Sri Lanka could hardly afford today’s big show. What is there to be celebrated, anyway? Funds for the ceremony have come from a depleted Treasury struggling to pay for food imports. The country remains underdeveloped and a huge burden on other nations; it borrows from even its developing world counterparts! Essential commodities are in short supply, and many people are skipping meals.
The celebration of ‘Independence’, however, is a time for reflection. Perhaps, the fate of the Trincomalee oil tank farm exemplifies the predicament of post-Independence Sri Lanka better than anything else. In early 1960s, during an SLFP-led administration, we were able to buy this strategically important asset built and owned by the British, but successive governments failed to maintain it, and today a part of it has been leased to India, which has also acquired a sizeable stake in a joint venture to manage the majority of tanks. A UNP government built the Gal Oya reservoir with local funds, but today not even a sewer could be constructed without foreign aid. Instead of rehabilitating ancient irrigation tanks and canals, and building new ones to feed the hungry and achieve national food security, projects are being launched to convert tank bunds into jogging tracks.

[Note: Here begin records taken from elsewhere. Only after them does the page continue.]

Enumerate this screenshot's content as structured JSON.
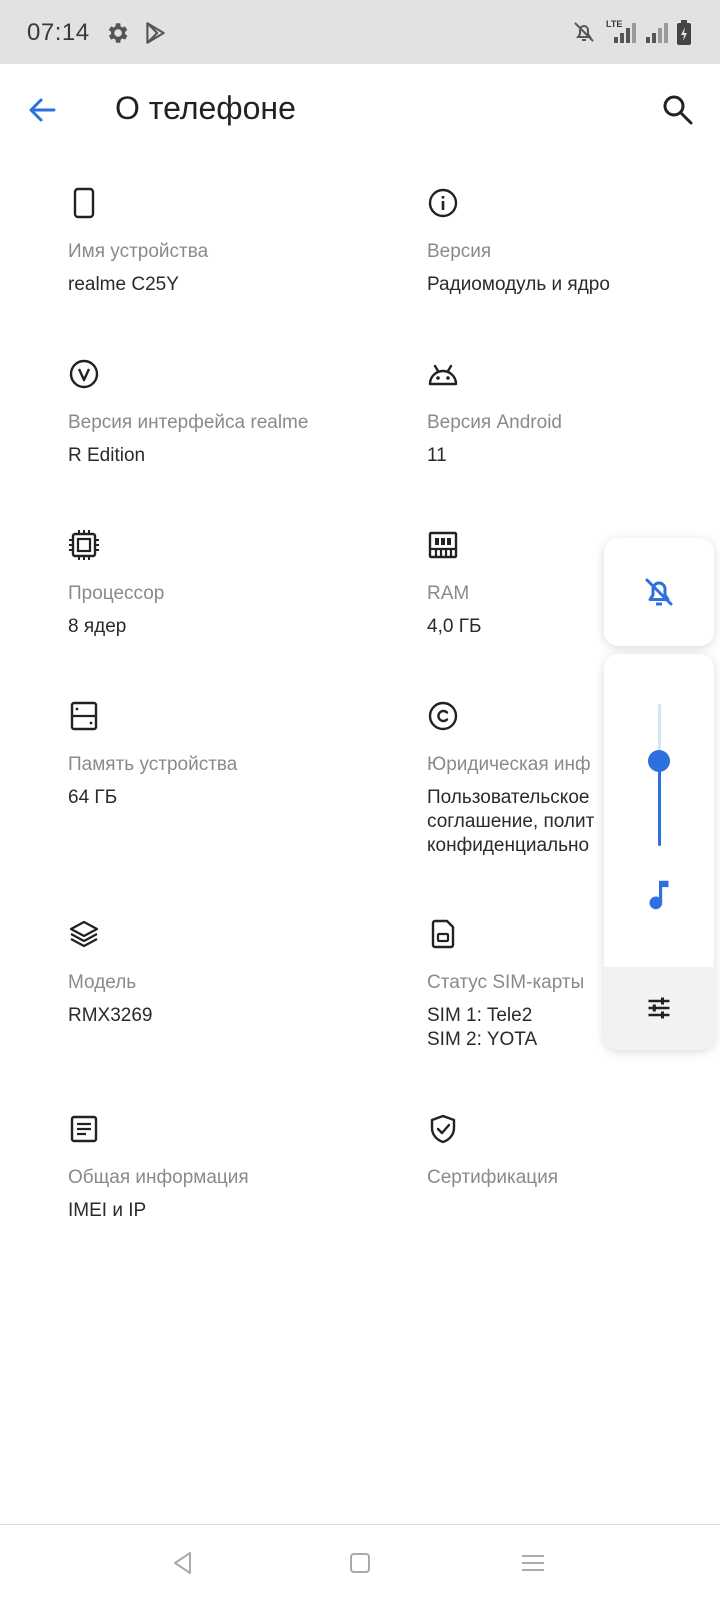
{
  "status_bar": {
    "time": "07:14",
    "network": "LTE",
    "icons": [
      "gear-icon",
      "play-store-icon",
      "bell-off-icon",
      "signal-icon",
      "signal-icon",
      "battery-charging-icon"
    ]
  },
  "header": {
    "title": "О телефоне",
    "back_icon": "arrow-back-icon",
    "search_icon": "search-icon"
  },
  "items": [
    {
      "icon": "phone-icon",
      "label": "Имя устройства",
      "value": "realme C25Y"
    },
    {
      "icon": "info-icon",
      "label": "Версия",
      "value": "Радиомодуль и ядро"
    },
    {
      "icon": "ui-version-icon",
      "label": "Версия интерфейса realme",
      "value": "R Edition"
    },
    {
      "icon": "android-icon",
      "label": "Версия Android",
      "value": "11"
    },
    {
      "icon": "processor-icon",
      "label": "Процессор",
      "value": "8 ядер"
    },
    {
      "icon": "ram-icon",
      "label": "RAM",
      "value": "4,0 ГБ"
    },
    {
      "icon": "storage-icon",
      "label": "Память устройства",
      "value": "64 ГБ"
    },
    {
      "icon": "copyright-icon",
      "label": "Юридическая инф",
      "value_lines": [
        "Пользовательское",
        "соглашение, полит",
        "конфиденциально"
      ]
    },
    {
      "icon": "layers-icon",
      "label": "Модель",
      "value": "RMX3269"
    },
    {
      "icon": "sim-card-icon",
      "label": "Статус SIM-карты",
      "value_lines": [
        "SIM 1: Tele2",
        "SIM 2: YOTA"
      ]
    },
    {
      "icon": "document-icon",
      "label": "Общая информация",
      "value": "IMEI и IP"
    },
    {
      "icon": "shield-check-icon",
      "label": "Сертификация",
      "value": ""
    }
  ],
  "volume_panel": {
    "ringer_icon": "bell-off-icon",
    "stream_icon": "music-note-icon",
    "settings_icon": "tune-icon",
    "level": 0.6,
    "accent_color": "#2f6fe0"
  },
  "nav_bar": {
    "icons": [
      "back-triangle-icon",
      "home-square-icon",
      "menu-lines-icon"
    ]
  }
}
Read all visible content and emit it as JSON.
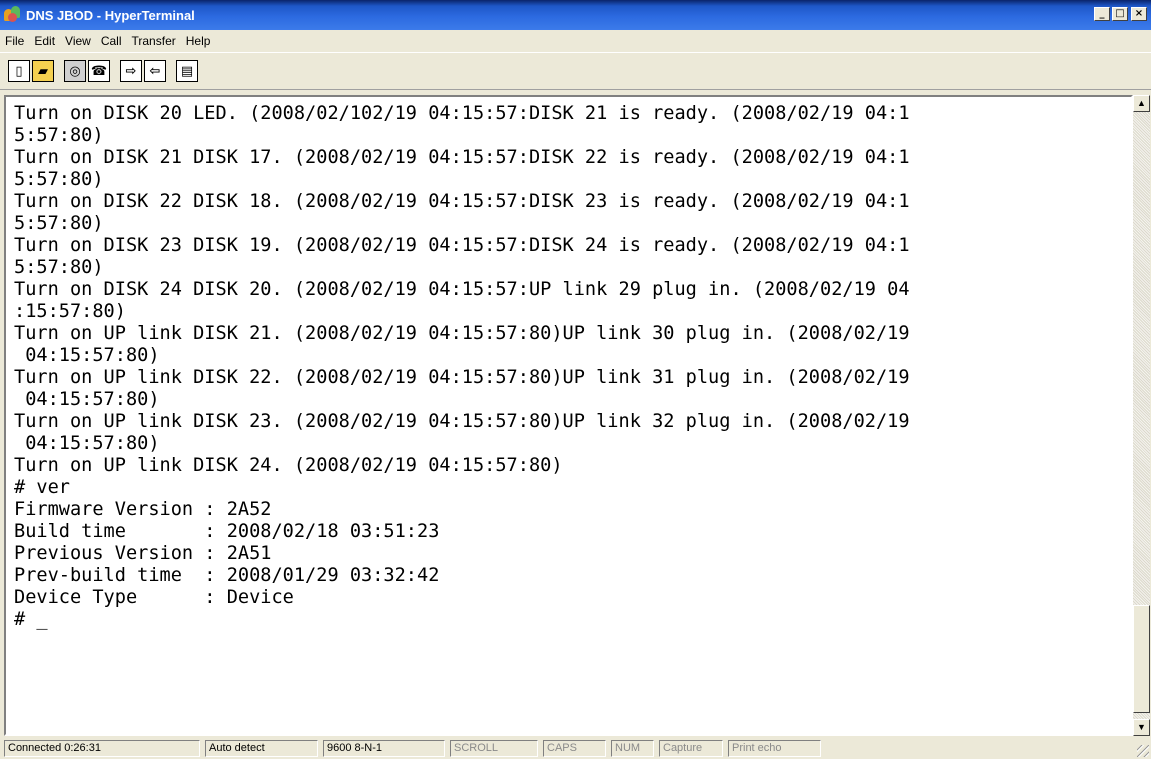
{
  "window": {
    "title": "DNS JBOD - HyperTerminal",
    "minimize_glyph": "_",
    "maximize_glyph": "□",
    "close_glyph": "×"
  },
  "menu": [
    {
      "label": "File"
    },
    {
      "label": "Edit"
    },
    {
      "label": "View"
    },
    {
      "label": "Call"
    },
    {
      "label": "Transfer"
    },
    {
      "label": "Help"
    }
  ],
  "toolbar": {
    "buttons": [
      {
        "icon": "new-connection-icon",
        "glyph": "▯"
      },
      {
        "icon": "open-folder-icon",
        "glyph": "▰"
      },
      {
        "icon": "disconnect-icon",
        "glyph": "◎"
      },
      {
        "icon": "dial-icon",
        "glyph": "☎"
      },
      {
        "icon": "send-file-icon",
        "glyph": "⇨"
      },
      {
        "icon": "receive-file-icon",
        "glyph": "⇦"
      },
      {
        "icon": "properties-icon",
        "glyph": "▤"
      }
    ]
  },
  "terminal": {
    "lines": [
      "Turn on DISK 20 LED. (2008/02/102/19 04:15:57:DISK 21 is ready. (2008/02/19 04:1",
      "5:57:80)",
      "Turn on DISK 21 DISK 17. (2008/02/19 04:15:57:DISK 22 is ready. (2008/02/19 04:1",
      "5:57:80)",
      "Turn on DISK 22 DISK 18. (2008/02/19 04:15:57:DISK 23 is ready. (2008/02/19 04:1",
      "5:57:80)",
      "Turn on DISK 23 DISK 19. (2008/02/19 04:15:57:DISK 24 is ready. (2008/02/19 04:1",
      "5:57:80)",
      "Turn on DISK 24 DISK 20. (2008/02/19 04:15:57:UP link 29 plug in. (2008/02/19 04",
      ":15:57:80)",
      "Turn on UP link DISK 21. (2008/02/19 04:15:57:80)UP link 30 plug in. (2008/02/19",
      " 04:15:57:80)",
      "Turn on UP link DISK 22. (2008/02/19 04:15:57:80)UP link 31 plug in. (2008/02/19",
      " 04:15:57:80)",
      "Turn on UP link DISK 23. (2008/02/19 04:15:57:80)UP link 32 plug in. (2008/02/19",
      " 04:15:57:80)",
      "Turn on UP link DISK 24. (2008/02/19 04:15:57:80)",
      "# ver",
      "Firmware Version : 2A52",
      "Build time       : 2008/02/18 03:51:23",
      "Previous Version : 2A51",
      "Prev-build time  : 2008/01/29 03:32:42",
      "Device Type      : Device",
      "# _"
    ]
  },
  "scrollbar": {
    "up_glyph": "▲",
    "down_glyph": "▼"
  },
  "status": [
    {
      "label": "Connected 0:26:31",
      "dim": false
    },
    {
      "label": "Auto detect",
      "dim": false
    },
    {
      "label": "9600 8-N-1",
      "dim": false
    },
    {
      "label": "SCROLL",
      "dim": true
    },
    {
      "label": "CAPS",
      "dim": true
    },
    {
      "label": "NUM",
      "dim": true
    },
    {
      "label": "Capture",
      "dim": true
    },
    {
      "label": "Print echo",
      "dim": true
    }
  ]
}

The current foreign currency crunch, which has crippled the economy, has come about as successive governments since 1977 have got the country’s investment priorities wrong. There is a tall tower in Colombo City and it is illuminated from time to time as if to glorify the monumental stupidity of our rulers who in their wisdom borrowed heavily from external sources for its construction, not caring how they were going to pay back the loans. The tower, too, is also likely to go under the hammer before long.
There has been no long-term strategy or a sustained effort to develop the economy and achieve the much-needed fiscal consolidation. Instead, vital assets including those built with borrowed funds are being sold or leased to raise funds for debt repayment. As for the debt crisis, the only solution that all governments could think of is to borrow more, and the self-proclaimed patriots who have been at the levers of power have not cared to make a serious attempt to break this vicious circle. They, too, have feathered their nests while wrapping themselves in the flag. It is popularly believed that if they were made to return to the state coffers a fraction of what they have helped themselves to and stashed away in offshore accounts, the country’s financial woes would disappear in next to no time.
Time was when Sri Lanka exchanged its rubber for rice from China, which is today donating rice to help dull pauperised Sri Lankans’ pangs of hunger. There have been some achievement, but, overall, we have lost our way.
The challenge before us is to retrace our steps, figure out where we took wrong turns, and forge ahead in the right direction as many other nations have already done. Easier said than done, but there seems to be no other way.